Supercalifragilistic...
Le mot est apparu sur mon écran.
Et comme une madeleine de Proust, j'ai replongé. Survolant les toits avec des ramoneurs. Esquissant des pas de danse avec des pingouins. Rangeant ma chambre d'un claquement de doigt. Evidemment.
Posséder le sac de Mary Poppins surtout. Un joli sac en cuir noir dans lequel il y aurait un porte manteau (oui, je sais, ça ne sert à rien), une boîte à outil (pour changer un flexible de douche), des kleenex, des vêtements de rechange (c'est toujours utile), une trousse de maquillage, et des carnets avec un tas de crayons.
Des carnets à noircir. De pensées et d'émotions. De mots. De jolis mots. De phrases. De verbes à conjuguer. Accoucher d'histoires et désembrumer nos cerveaux. Ecrire "Supercalifragilistic" et chantonner le reste de la formule magique, une formule capable de nous ouvrir les portes du monde, de nous faire voler au-dessus des toits. Et nous offrir un instant de liberté.
Parce que les mots nous désenclavent...
Les mots de votre enfance sont ensuite apparus sur mon écran.
Bergamote pour Tulipe et ces senteurs d'eau de cologne parfumée aux agrumes qui chatouillent le nez.
Sacha, lui, adorait le mot "déjà" avec ces deux accents ou le mot arbre et ses 2 r.
Sandra s'est souvenue combien elle avait du mal à dire étoile de mer, transformée en "tomédane".
J'ai souri en découvrant le message de Claire qui répétait, enfant, "Montpelliereine", "qu'est-ce que j'étais fière d'être reine". Pendant que son frère blaguait : "On va à Montpellier. Super. A Ton Pellier".
Comme autant de madeleine, Marc se délectait du mot Gloubi Boulga. Ariane aussi qui l'associait à Barbatruc. Alors que Till the Cat préférait celui de bonbec.
Laurent m'a parlé de "Saperlipopette", Garance de "mammmmmmmmmannnnn" et de l'expression "j'te f'rai dire". Philippe lui disait "même pas cap" et Julien "Je te cause plus".
Julie, en bonne sudiste, clamait "eau de couillonne". Son fils, aujourd'hui, chante au Clair de la lune : "Prête moi ta plume pour écrire AMOUR".
Pendant longtemps Aude a pronocé des "tacalogues" et "L'Egypte tancienne". J'ai entendu la voix rieuse de Dominique avouer l'expression si drôle "La teu de totodile".
Elodie m'a raconté son goût pour le mot chimique, "j'aimais le son". Laurence ne jurait que par celui de cheval, et Céline pour cabane.
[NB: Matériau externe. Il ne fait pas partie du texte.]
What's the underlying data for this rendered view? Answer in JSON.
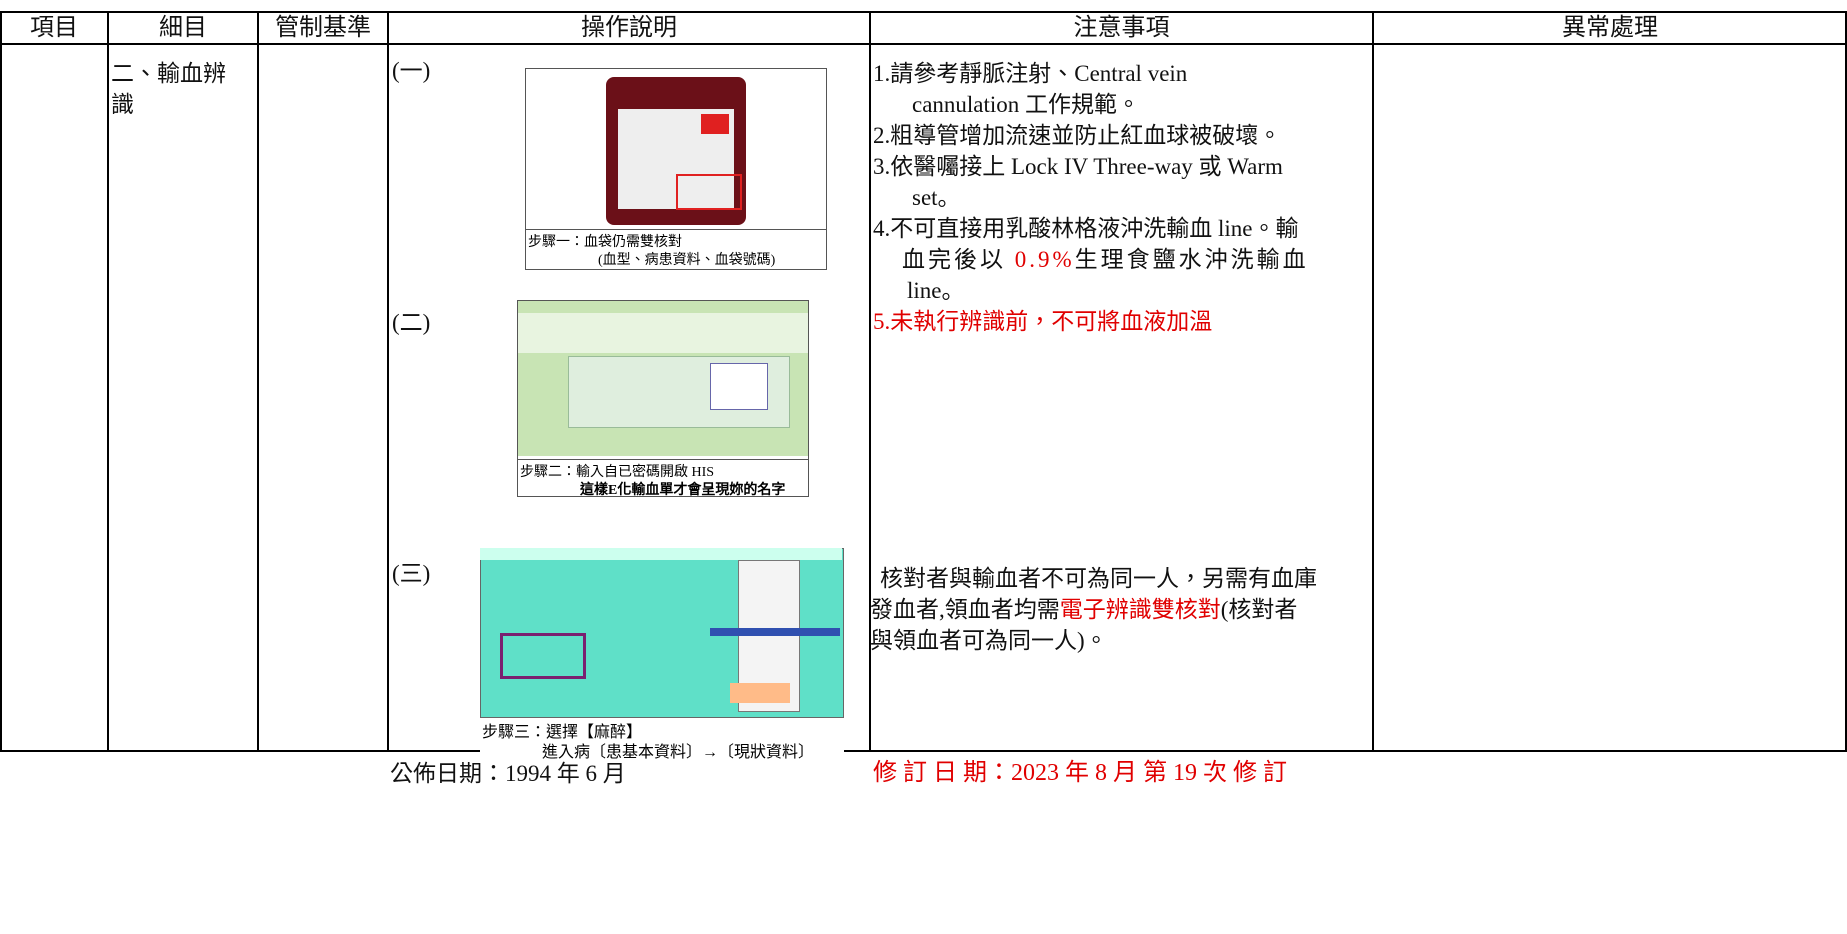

J'ai cru que Laure plaisantait quand elle m'a écrit "anticonstitutionnellement". Mais le mot le plus long fait rêver. Laure, et Caroline aussi, qui aujourd'hui savoure encore "presqu'île". Dans le bureau d'à côté, Jean-Charles a dit "Boule au miel", Milia celui de"courgette".
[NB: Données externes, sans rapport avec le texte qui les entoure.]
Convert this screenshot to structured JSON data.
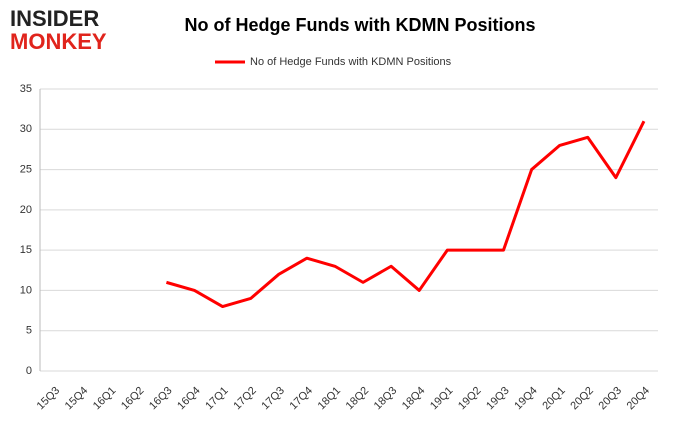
{
  "logo": {
    "line1": "INSIDER",
    "line2": "MONKEY"
  },
  "chart_data": {
    "type": "line",
    "title": "No of Hedge Funds with KDMN Positions",
    "categories": [
      "15Q3",
      "15Q4",
      "16Q1",
      "16Q2",
      "16Q3",
      "16Q4",
      "17Q1",
      "17Q2",
      "17Q3",
      "17Q4",
      "18Q1",
      "18Q2",
      "18Q3",
      "18Q4",
      "19Q1",
      "19Q2",
      "19Q3",
      "19Q4",
      "20Q1",
      "20Q2",
      "20Q3",
      "20Q4"
    ],
    "series": [
      {
        "name": "No of Hedge Funds with KDMN Positions",
        "color": "#ff0000",
        "values": [
          null,
          null,
          null,
          null,
          11,
          10,
          8,
          9,
          12,
          14,
          13,
          11,
          13,
          10,
          15,
          15,
          15,
          25,
          28,
          29,
          24,
          31
        ]
      }
    ],
    "ylim": [
      0,
      35
    ],
    "yticks": [
      0,
      5,
      10,
      15,
      20,
      25,
      30,
      35
    ],
    "grid": true,
    "legend": "top"
  }
}
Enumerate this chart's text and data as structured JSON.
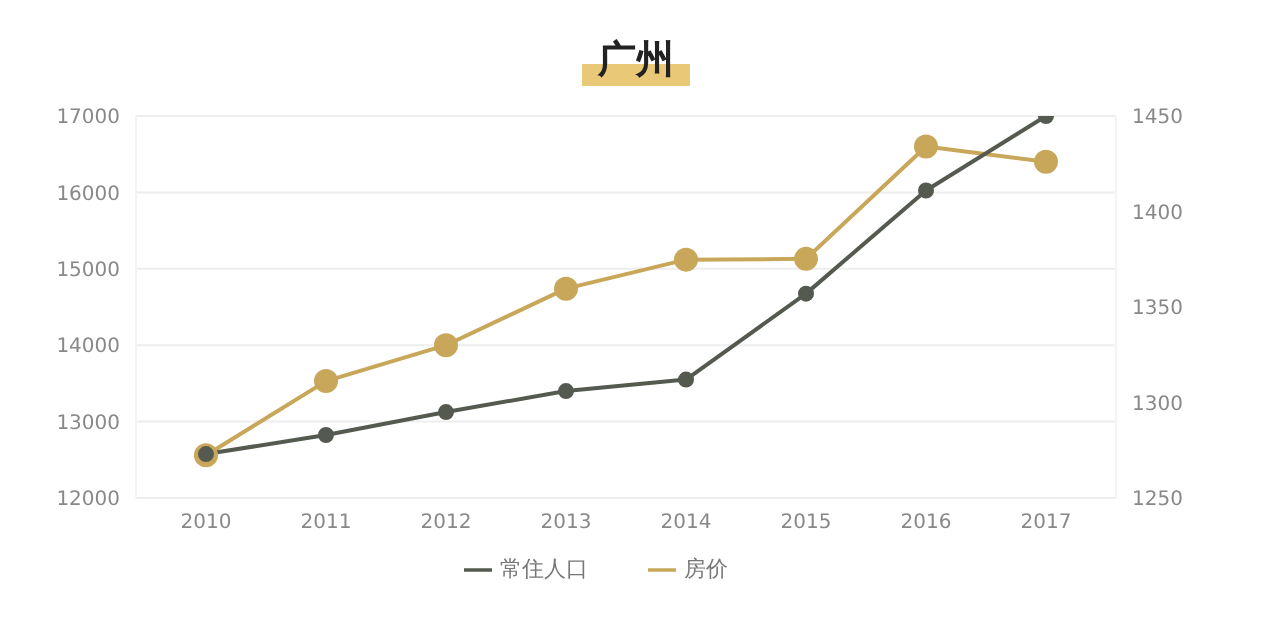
{
  "chart_data": {
    "type": "line",
    "title": "广州",
    "categories": [
      "2010",
      "2011",
      "2012",
      "2013",
      "2014",
      "2015",
      "2016",
      "2017"
    ],
    "series": [
      {
        "name": "房价",
        "color": "#c8a75a",
        "values": [
          12560,
          13530,
          14000,
          14740,
          15120,
          15130,
          16600,
          16400
        ]
      },
      {
        "name": "常住人口",
        "color": "#555a50",
        "axis": "y2",
        "values": [
          1273,
          1283,
          1295,
          1306,
          1312,
          1357,
          1411,
          1450
        ]
      }
    ],
    "ylim": [
      12000,
      17000
    ],
    "yticks": [
      12000,
      13000,
      14000,
      15000,
      16000,
      17000
    ],
    "y2lim": [
      1250,
      1450
    ],
    "y2ticks": [
      1250,
      1300,
      1350,
      1400,
      1450
    ],
    "grid": "y",
    "legend": "bottom",
    "marker": "circle",
    "line_style": "solid"
  }
}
Jean-Charles est revenu avec "brushing". J'ai comme un doute, Jean-Charles...
Pendant que je me délectais de vos mots comme une main piochant des bonbecs dans un pot trop grand pour ma main d'enfant, un paquet est arrivé.
Une petite valise en carton estampillée Calimero...
Calimero, le héros de mon enfance...
Comme la Faucheuse avait semble-t-il voulu m'envoyer un avertissement samedi (mais j'ai pas mourru), j'ai compris que ce mot magique de Mary Poppins et la valise de Calimero étaient des signes. A écouter.
Conserver son âme d'enfant.
Ne pas oublier qui nous avons été.
Comme autant de remparts à l'intolérance. A la bêtise aussi.
Loin du monde des Bisounous, simplement profiter de ces instants de légèreté pour supporter le monde. Et acquérir une forme de liberté.